Network science methods have improved our fundamental understanding of community structure and function. Despite the power and utility of network approaches, only a handful of studies have employed these tools to explore paleocommunities, and these studies have their own shortcomings due to sample size constraints, coarse timescales, and biases in preservation, collection, and identification. Moreover, most prior applications of network approaches to paleocommunity data have focused on the network metrics themselves with relatively less attention to the mechanistic biological processes involved.
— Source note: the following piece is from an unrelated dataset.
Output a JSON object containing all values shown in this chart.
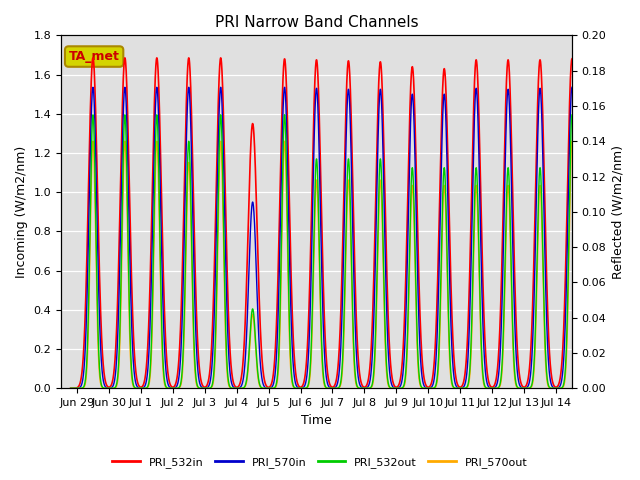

To help fill this gap, we used network tools to explore fine-scale paleocommunity structure and dynamics using a new and extensive fossil abundance dataset from the Middle Cambrian Burgess Shale of SE British Columbia - one of the most complete views of early animal community structure preserved in the fossil record. We sought to (a) find an analytical way to study bias in fossil assemblages, (b) identify possible interactions among the taxa using abundance data, (c) categorize possible interactions into ecological roles, and (d) understand changes in community dynamics over time. We used exponential random graph models (ERGMs) and stochastic block models (SBMs) to show no preservation bias due to habitat or phyla membership in our dataset overall, and later validate our findings using agent-based models (ABMs). We employed networks based on partial correlation statistics and on graphical least absolute shrinkage and selection operators (LASSO) to identify possible interactions. In addition to predicting links between taxa, the analysis of correlation networks also revealed niches, key species and alternative community configurations. We assigned species to ecological roles (e.g., specialist predator, generalist predator, mutualist and competitor) by applying functional decomposition and maximum likelihood approaches to the occurrence / abundance data. We also explored aspects of prey-predator dynamics over evolutionary time. Overall, our work gives a novel framework that can be employed to study fossil communities, especially lagerstatten assemblages, to elucidate general ecological characteristics of the time-periods involved.